The main alternative is to simply do nothing and maintain the status quo. The question is simply whether or not we want to address this issue. There are certainly short-term costs to doing something now, but I believe long-term gain of cleaner syntax which is consistent with other modern languages is worth it. In any case now seems a good time to at least make a decision.
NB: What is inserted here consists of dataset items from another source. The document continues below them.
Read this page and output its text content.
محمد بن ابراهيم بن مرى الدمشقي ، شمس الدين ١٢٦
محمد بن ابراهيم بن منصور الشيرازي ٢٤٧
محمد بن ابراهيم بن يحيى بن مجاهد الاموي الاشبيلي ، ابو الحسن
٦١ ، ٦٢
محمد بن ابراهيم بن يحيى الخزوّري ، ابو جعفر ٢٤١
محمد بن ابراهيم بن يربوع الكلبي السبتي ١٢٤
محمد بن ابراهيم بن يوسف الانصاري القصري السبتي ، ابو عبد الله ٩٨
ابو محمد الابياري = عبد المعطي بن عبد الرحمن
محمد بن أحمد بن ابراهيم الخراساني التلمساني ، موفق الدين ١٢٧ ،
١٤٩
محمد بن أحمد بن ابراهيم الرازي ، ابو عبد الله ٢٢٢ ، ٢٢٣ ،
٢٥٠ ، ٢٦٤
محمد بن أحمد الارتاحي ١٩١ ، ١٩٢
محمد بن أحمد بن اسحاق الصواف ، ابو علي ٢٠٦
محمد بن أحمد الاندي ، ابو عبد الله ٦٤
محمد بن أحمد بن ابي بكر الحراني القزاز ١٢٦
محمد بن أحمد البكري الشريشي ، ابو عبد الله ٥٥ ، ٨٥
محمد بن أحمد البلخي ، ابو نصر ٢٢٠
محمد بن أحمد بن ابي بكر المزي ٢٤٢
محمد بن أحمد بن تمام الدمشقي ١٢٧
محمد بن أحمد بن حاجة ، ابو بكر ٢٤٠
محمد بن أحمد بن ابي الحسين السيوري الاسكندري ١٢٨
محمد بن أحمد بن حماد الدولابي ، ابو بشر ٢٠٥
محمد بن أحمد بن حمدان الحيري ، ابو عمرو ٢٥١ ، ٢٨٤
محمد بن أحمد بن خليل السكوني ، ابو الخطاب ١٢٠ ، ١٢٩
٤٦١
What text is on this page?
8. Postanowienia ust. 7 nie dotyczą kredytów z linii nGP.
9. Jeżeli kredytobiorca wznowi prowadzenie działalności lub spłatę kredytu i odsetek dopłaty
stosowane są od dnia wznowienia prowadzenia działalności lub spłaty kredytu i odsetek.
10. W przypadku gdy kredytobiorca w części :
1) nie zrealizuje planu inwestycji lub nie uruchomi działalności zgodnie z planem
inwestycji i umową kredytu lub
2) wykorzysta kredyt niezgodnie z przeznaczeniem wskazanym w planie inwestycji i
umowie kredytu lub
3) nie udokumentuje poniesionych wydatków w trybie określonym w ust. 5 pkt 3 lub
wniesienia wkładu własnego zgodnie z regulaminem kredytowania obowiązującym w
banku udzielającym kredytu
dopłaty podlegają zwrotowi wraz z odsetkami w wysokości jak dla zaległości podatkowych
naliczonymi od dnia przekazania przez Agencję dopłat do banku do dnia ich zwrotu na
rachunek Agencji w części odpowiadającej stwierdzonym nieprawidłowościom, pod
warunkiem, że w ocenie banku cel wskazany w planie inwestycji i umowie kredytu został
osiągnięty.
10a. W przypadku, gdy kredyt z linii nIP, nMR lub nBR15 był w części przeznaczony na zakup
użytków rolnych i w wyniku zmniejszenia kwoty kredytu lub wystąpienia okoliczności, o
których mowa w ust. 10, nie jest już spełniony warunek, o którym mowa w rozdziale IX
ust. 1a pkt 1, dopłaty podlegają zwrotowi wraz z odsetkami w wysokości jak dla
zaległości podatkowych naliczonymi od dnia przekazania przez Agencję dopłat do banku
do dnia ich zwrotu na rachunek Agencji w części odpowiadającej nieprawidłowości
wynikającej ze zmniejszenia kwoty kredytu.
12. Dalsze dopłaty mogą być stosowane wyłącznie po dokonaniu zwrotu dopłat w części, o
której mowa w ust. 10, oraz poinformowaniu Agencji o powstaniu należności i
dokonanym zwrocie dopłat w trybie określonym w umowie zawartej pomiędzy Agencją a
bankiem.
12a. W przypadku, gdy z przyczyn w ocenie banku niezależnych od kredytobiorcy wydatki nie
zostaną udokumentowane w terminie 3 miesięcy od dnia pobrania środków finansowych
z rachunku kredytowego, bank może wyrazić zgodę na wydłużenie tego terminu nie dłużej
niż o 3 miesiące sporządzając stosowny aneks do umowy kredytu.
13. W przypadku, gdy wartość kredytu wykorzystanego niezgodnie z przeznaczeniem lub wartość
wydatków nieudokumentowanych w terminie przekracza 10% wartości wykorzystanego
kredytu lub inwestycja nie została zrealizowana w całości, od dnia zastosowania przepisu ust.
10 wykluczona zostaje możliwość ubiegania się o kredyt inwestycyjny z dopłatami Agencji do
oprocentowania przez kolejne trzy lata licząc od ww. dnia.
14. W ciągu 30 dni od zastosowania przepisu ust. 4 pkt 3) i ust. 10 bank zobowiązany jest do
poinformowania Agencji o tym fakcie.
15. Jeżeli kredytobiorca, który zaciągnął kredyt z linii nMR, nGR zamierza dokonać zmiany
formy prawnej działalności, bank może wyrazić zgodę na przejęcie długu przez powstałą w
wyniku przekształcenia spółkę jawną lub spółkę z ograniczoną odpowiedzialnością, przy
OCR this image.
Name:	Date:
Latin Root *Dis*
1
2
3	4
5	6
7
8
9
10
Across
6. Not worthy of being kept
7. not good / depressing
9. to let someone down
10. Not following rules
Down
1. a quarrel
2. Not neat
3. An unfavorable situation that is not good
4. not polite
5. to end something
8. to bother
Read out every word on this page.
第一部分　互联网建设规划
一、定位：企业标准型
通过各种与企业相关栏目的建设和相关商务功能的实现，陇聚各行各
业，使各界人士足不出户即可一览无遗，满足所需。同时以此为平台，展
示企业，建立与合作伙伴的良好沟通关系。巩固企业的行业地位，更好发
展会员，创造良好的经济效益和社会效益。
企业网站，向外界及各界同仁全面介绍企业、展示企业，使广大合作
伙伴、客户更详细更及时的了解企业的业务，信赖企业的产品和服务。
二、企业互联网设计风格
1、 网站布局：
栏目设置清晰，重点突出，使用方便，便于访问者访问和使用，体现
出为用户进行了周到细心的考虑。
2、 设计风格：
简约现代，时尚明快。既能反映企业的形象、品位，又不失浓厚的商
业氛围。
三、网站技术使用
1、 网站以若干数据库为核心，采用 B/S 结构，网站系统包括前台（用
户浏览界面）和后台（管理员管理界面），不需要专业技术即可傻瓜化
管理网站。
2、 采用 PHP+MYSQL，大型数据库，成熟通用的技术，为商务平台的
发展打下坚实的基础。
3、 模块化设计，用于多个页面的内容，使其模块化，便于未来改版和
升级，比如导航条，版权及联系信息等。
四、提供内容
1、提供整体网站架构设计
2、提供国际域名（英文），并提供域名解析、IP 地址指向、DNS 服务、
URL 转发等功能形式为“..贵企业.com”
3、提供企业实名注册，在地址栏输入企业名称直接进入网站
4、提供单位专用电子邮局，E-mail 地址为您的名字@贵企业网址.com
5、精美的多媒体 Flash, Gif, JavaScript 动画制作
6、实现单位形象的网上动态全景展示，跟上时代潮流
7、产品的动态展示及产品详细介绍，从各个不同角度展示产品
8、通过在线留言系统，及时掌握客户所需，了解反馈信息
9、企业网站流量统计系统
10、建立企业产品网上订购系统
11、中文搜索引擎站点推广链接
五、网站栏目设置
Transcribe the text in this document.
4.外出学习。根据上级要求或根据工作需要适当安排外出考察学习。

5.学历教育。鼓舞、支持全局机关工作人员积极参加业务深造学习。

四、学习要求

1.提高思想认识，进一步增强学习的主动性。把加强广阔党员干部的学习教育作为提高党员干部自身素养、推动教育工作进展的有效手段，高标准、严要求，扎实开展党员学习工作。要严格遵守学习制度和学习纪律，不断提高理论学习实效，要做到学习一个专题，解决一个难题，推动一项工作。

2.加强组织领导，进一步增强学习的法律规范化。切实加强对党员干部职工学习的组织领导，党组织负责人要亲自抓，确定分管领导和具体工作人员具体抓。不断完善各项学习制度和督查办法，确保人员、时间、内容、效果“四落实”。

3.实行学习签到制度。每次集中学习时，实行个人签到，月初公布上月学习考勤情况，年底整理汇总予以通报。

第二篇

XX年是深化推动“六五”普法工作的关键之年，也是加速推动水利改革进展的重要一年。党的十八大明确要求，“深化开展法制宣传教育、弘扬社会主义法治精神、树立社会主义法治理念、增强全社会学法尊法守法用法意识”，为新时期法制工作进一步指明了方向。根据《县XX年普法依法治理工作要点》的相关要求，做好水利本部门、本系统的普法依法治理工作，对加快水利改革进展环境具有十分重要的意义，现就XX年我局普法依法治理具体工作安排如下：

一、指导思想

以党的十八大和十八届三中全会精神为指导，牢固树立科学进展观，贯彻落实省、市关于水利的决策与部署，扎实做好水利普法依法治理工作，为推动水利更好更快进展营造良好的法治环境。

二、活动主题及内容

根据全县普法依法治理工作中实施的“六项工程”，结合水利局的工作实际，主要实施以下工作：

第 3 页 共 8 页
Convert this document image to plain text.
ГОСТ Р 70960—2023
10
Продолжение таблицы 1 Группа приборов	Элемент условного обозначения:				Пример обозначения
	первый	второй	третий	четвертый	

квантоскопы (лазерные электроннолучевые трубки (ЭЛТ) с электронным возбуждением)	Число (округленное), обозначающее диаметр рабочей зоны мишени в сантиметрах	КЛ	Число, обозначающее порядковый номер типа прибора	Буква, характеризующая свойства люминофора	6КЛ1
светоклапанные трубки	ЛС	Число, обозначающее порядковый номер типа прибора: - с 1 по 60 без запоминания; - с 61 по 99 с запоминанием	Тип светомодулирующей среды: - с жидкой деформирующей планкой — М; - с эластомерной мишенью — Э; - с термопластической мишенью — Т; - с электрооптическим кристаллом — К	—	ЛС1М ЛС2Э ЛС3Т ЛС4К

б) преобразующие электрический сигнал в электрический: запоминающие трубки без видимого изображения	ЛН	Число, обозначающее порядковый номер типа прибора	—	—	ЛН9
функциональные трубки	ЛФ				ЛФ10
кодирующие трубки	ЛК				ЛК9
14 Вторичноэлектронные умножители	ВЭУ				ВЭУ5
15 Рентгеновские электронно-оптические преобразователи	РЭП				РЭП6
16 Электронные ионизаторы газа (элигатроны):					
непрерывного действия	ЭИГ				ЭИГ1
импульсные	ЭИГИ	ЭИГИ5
An intriguing alternative is to be flexible and allow either : or :: in either the type signature or list cons context, since the two can be distinguished at the parser stage. In this case the lexer would pass the tokens as written and the parser would make the appropriate fixes if necessary. The advantage is that this requires no flag whatsoever for parsing (one would still want the flag -fprint-colonectomy for displayed output), but it defeats the purpose of moving Haskell toward the NCC as there would be no requirement to use that convention uniformly.

6   Unresolved Questions

  1. I still need to add code to ensure that NCC list cons :: and promoted list cons ':: are displayed correctly.
  2. In replacing :: with : (converting list cons NCC to OCC to work with GHC's internal code), make sure the positions and length are updated correctly. Note that we can replace : with unicode and maintain character count, although perhaps this would cause problems on systems not supporting unicode (are there any at this point?).
  3. Why is -fprint-colonectomy not in the GHCi-specific dynamic flag settings section with the other flags there even though I defined it in the identical manner as the others using flagSpec?
*Main> :set
options currently set: none.
base language is: Haskell2010
with the following modifiers:
  -XNoDatatypeContexts
  -XKindSignatures
  -XNondecreasingIndentation
  -XUnicodeSyntax
GHCi-specific dynamic flag settings:
  -fprint-explicit-foralls
  -fprint-explicit-kinds
  -fprint-unicode-syntax
other dynamic, non-language, flag settings:
  -fexternal-dynamic-refs
  -fignore-optim-changes
  -fignore-hpc-changes
  -fimplicit-import-qualified
  -fprint-colonectomy
warning settings:

7   Implementation Plan

I volunteer to implement, test, and document this extension.